これらのデータを、ポリゴンの境界 (紫色の線) 内に制約 (クリップ) された塗りつぶされた等高線 (散布図ではなく輪郭線) としてプロットできるようにしたいと考えています。これを達成する方法についての提案は大歓迎です。

ここに画像の説明を入力

更新: 最初に griddata を試しましたが、正しく動作させることができませんでした。ただし、@eatHam から提供された回答に基づいて、もう一度やり直すことにしました。メソッド 'cubic' を選択するとグリッドにハングアップし続けるため、scipy griddata を機能させることができませんでしたが、matplotlib.mlab.griddata に切り替えて 'linear' 補間を使用すると機能しました。境界をマスキングするという提案は、非常に粗く、私が好むほど正確な解決策ではありませんでした。 マスクされたクリッピングを使用したソリューションを示す画像

matplotlib で輪郭をクリップする方法に関するオプションを検索したところ、このリンクで @pelson の回答が見つかりました。「輪郭セット自体にはset_clip_pathメソッドはありませんが、各輪郭コレクションを反復処理して、それぞれのクリップパスを設定できます」に示されている提案された解決策を試しました。私の新しい最終的な解決策は次のようになります(下のプロットを参照):

  p=PatchCollection(mypatches,color='none', alpha=1.0,edgecolor="purple",linewidth=2.0)
  levels=np.arange(SST.min(),SST.max(),0.2)
  grid_x, grid_y = np.mgrid[x.min()-0.5*(x.min()):x.max()+0.5*(x.max()):200j,
                          y.min()-0.5*(y.min()):y.max()+0.5*(y.max()):200j]
  grid_z = griddata(x,y,SST,grid_x,grid_y)
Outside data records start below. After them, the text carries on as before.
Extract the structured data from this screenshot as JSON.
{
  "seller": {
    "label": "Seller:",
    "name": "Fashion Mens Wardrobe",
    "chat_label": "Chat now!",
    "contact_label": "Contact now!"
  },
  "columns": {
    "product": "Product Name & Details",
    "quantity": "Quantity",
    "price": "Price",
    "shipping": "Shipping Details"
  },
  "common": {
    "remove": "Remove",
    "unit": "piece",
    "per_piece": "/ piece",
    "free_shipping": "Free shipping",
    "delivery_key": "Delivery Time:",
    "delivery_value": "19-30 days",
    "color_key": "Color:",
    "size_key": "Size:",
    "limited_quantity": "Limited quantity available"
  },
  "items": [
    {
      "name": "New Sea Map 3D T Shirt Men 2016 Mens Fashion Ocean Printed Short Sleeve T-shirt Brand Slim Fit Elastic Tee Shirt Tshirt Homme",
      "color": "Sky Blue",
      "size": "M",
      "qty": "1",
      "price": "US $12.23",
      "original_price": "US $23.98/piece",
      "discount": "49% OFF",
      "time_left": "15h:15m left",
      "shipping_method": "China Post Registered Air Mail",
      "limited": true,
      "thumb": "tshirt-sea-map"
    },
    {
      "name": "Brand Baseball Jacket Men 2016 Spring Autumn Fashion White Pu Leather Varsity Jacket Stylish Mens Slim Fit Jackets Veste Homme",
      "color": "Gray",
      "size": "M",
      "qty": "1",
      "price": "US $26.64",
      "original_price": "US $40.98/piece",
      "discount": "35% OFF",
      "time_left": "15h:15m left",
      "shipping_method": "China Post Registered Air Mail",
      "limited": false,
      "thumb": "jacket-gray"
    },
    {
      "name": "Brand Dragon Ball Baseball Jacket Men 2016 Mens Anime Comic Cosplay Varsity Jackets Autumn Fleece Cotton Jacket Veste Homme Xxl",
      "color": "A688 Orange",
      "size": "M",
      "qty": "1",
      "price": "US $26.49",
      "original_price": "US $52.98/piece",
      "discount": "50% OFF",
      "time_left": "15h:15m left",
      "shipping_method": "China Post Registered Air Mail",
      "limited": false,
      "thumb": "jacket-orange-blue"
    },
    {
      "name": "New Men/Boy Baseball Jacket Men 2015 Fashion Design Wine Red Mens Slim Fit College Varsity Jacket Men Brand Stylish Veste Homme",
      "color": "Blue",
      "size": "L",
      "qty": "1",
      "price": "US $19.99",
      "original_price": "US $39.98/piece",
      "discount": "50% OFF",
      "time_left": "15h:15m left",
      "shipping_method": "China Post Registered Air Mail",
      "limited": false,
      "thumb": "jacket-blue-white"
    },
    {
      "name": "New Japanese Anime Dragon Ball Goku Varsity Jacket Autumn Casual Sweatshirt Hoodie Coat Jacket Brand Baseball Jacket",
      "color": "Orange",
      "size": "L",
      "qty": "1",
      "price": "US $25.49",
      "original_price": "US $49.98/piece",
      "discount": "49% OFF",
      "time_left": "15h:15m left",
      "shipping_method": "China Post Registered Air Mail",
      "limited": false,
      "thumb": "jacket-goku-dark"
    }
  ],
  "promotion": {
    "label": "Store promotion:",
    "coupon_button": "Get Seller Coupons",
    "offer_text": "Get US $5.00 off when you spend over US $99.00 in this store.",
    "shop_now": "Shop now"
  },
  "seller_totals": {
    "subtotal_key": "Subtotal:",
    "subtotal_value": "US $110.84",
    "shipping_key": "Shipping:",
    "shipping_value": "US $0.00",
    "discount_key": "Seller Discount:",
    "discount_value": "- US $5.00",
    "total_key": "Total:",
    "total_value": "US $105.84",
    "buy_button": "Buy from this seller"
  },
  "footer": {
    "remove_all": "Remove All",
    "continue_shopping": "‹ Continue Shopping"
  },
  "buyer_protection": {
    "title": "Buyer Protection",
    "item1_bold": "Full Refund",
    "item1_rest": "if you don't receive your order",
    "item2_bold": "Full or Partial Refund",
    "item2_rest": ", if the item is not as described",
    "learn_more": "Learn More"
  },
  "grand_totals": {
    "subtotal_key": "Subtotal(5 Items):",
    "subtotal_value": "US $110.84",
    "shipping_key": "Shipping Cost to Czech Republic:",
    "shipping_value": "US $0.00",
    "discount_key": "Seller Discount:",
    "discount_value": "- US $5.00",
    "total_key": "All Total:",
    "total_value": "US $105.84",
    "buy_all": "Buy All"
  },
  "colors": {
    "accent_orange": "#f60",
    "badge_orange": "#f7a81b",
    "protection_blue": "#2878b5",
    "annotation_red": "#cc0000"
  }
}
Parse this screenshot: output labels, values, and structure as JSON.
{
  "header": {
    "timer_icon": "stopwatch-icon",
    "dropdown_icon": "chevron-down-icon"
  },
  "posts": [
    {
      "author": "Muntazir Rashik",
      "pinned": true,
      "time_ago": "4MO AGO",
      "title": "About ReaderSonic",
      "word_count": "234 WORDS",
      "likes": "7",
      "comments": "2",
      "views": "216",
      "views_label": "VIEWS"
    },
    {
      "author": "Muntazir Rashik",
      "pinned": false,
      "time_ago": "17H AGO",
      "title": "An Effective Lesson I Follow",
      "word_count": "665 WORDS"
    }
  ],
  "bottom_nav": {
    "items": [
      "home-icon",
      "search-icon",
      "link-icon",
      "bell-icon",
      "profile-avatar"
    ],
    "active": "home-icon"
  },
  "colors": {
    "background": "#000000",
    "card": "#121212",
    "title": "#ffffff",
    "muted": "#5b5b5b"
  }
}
  cs=mymap.contourf(grid_x, grid_y, grid_z)

  for poly in mypatches:
      for artist in ax.get_children():
          artist.set_clip_path(poly)

      ax.add_patch(poly)
  mymap.drawcountries()
  mymap.drawcoastlines()
  mymap.fillcontinents(color='lightgrey',lake_color='none')
  mymap.drawmapboundary(fill_color='none')

このソリューションは、特に北の極端なエッジを外挿するという点で改善される可能性があります。完全なポリゴンを実際に「塗りつぶす」方法についての提案を歓迎します。また、mlab が機能し、scipy が機能しない理由も理解したいと思います。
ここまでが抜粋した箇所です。